Rui Miguel Leitão Ferreira: Outdoors – Paintings for a Post-Pandemic World

4 March - 14 April 2023

Mind Set Art Center is honored to collaborate with Portuguese artist Rui Miguel Leitão Ferreira and present “Outdoors – Paintings for a Post-Pandemic World”, his first-ever solo exhibition in Taiwan and Asia. The show will run from March 4 through April 14, 2023 and features over 30 of Ferreira’s newest paintings. We extend a warm invitation to you to join us and explore the artist’s latest work.

 

For Rui Miguel Leitão Ferreira, expressing his thoughts and pushing boundaries through painting has always been part of him. A native of Portugal (B.1977, Lisbon), Ferreira has shown a unique awareness since a young age, capturing any passing element of interest, such as the beats of techno music or the color hues of 80’s video games, and transforming them into vivid colors and sharp brush strokes. During his formal art training at the University of Lisbon and later on, at the Goldsmith’s College, Ferreira pushed his further painting into the realm of abstraction by experimenting with elements of informalism and minimalism.
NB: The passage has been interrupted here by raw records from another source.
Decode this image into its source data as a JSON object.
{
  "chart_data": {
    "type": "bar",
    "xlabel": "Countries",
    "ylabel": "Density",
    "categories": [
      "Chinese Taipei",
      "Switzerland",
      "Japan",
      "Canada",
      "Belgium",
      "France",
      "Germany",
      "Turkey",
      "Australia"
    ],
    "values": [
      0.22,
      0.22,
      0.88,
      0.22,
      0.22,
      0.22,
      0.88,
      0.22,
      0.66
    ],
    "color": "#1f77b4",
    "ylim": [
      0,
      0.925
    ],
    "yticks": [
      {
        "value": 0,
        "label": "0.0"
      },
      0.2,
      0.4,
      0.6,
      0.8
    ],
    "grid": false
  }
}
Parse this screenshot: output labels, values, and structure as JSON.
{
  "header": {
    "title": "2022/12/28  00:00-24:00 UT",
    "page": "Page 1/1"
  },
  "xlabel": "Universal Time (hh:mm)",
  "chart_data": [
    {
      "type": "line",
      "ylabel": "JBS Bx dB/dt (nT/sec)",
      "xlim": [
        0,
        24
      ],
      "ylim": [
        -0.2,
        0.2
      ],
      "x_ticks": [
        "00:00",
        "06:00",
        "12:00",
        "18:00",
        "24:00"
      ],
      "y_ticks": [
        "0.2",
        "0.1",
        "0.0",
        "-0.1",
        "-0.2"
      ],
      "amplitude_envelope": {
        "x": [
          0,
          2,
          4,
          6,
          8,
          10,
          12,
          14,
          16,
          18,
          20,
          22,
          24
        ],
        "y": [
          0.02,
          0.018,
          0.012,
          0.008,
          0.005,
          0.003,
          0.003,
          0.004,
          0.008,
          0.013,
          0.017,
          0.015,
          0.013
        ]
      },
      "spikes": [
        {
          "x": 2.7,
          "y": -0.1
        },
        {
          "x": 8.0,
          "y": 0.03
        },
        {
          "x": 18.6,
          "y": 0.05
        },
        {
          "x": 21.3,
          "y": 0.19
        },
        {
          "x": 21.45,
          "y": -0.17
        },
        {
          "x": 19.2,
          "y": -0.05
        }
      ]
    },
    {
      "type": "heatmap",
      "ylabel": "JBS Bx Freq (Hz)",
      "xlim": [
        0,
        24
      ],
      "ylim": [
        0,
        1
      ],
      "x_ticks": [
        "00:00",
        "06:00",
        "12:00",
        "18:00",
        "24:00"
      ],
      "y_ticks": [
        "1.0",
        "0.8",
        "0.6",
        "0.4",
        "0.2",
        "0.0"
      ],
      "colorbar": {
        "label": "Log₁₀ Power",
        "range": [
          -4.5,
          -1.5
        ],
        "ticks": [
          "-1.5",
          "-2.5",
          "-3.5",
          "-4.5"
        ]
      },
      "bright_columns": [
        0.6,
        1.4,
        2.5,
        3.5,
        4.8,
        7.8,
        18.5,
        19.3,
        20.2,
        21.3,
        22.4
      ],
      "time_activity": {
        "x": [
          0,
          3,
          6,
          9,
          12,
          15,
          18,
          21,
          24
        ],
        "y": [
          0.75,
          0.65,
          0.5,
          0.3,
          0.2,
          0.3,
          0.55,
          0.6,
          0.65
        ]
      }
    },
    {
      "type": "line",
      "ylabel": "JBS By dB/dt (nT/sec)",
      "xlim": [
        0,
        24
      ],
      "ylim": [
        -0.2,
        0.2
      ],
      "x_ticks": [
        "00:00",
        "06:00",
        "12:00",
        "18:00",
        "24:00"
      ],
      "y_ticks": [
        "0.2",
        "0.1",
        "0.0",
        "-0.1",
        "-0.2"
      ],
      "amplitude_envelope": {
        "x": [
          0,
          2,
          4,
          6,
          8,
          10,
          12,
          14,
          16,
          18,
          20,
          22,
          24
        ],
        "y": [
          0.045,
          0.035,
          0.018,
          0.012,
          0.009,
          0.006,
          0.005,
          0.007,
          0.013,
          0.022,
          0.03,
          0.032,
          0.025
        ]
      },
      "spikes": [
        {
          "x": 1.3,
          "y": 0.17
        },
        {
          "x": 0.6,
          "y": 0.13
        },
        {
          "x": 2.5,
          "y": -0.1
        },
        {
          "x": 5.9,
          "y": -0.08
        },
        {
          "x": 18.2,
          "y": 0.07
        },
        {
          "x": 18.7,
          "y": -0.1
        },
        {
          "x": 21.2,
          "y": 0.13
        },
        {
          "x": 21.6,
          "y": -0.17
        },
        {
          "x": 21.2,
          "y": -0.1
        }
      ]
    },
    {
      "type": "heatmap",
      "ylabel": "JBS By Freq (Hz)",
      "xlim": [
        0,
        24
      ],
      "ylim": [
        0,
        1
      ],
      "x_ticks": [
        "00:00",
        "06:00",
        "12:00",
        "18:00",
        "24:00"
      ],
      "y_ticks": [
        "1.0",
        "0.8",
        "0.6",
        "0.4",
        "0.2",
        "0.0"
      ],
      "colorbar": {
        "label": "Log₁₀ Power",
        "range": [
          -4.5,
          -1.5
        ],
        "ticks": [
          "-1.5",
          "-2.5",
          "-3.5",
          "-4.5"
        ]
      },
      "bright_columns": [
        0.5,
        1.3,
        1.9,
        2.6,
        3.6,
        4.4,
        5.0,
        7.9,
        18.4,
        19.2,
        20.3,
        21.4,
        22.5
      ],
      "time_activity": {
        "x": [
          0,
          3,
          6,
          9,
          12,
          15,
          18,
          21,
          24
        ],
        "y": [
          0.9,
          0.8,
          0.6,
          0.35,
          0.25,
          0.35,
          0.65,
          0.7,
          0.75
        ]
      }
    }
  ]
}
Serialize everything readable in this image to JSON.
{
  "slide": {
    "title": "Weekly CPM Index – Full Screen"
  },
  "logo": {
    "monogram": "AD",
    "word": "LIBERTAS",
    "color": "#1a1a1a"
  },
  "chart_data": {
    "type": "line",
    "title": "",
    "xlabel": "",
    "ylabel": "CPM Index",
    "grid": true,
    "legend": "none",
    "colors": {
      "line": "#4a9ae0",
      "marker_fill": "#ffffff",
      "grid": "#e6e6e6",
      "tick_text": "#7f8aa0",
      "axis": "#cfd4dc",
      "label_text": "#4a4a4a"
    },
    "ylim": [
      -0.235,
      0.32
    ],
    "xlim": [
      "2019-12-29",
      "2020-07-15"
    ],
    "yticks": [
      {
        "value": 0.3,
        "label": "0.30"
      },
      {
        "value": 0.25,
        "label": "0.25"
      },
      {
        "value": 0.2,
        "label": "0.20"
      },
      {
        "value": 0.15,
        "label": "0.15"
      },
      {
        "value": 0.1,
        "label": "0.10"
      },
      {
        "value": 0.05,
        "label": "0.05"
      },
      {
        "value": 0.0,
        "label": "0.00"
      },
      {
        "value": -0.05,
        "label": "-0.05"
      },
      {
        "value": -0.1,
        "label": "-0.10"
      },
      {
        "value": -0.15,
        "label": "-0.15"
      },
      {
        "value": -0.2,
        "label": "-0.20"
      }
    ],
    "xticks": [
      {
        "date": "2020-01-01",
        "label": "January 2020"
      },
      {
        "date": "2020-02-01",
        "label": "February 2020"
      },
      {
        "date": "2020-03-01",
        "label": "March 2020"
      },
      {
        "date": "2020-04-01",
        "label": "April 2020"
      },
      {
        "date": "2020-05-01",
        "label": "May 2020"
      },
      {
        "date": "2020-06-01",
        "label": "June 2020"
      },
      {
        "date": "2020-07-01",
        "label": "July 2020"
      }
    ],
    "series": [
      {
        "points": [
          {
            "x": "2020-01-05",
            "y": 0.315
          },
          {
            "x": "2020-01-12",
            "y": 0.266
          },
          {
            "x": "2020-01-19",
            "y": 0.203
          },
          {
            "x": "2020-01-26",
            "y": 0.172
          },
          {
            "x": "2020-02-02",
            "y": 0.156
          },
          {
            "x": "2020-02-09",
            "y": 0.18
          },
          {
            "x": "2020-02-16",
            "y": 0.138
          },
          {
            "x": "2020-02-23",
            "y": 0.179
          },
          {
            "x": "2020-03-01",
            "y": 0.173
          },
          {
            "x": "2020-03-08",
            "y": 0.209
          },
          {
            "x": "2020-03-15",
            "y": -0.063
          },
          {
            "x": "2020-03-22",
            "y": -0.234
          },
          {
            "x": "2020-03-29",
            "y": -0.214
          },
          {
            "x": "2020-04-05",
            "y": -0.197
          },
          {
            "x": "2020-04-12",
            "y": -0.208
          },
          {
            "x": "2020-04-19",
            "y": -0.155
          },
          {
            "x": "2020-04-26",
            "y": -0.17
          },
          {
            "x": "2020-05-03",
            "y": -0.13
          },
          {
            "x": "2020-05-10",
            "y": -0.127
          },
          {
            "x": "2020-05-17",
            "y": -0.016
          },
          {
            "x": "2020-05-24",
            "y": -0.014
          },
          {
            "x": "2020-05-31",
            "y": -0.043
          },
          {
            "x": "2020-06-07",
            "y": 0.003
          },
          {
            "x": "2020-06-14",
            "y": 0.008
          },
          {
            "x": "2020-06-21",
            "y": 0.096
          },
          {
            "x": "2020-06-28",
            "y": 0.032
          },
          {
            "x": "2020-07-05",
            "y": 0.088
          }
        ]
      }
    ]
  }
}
When the pandemic brought the world to a halt, Ferreira acutely felt the impact of the various restriction protocols everywhere he went: he was barred from social gatherings and confined indoors on many occasions. This sudden distancing from society elicited an intense sense of isolation that’s deep-rooted within him. “Outdoors – Painting for a Post-Pandemic World” is a collection of Ferreira’s latest paintings. It encapsulates the artist’s thoughts and inner reflections on the drastic changes, as well as his imagination of a world that’s no longer there.

 

The scenes in Ferreira’s paintings are akin to a series of movie freeze-frames, capturing moments of people engaged in chatting, surfing, sunbathing, etc. These came straight from the artist’s mind as he imagines seeing these from the window of his studio. With his fluid brush strokes rooted in decades of abstraction painting, the artist has reduced people and their backdrops into intertwined lines, dancing color patches and geometrical relations between humans and other subjects. These techniques allow him to accentuate the essence of each frame: the sensuality of the human bodies, the unbridled expressiveness of their kinetics, the vastness and unknown nature of what lies in the distance. His work displays a duality on many levels: the free-handed drawing elicits a sense of palpable chaos, where a faint order of things are embedded. This inner contradiction is mirrored by the subjects and the circumstances in which they are created: people at the height of their joyous gathering, captured during a time of bleak isolation and agonizing longing for a world that once was. 

 

In the post-pandemic world, “Outdoors” is no longer a real place. It is an artificial construction in which we preserve the warmest memories and the emptiest of hopes.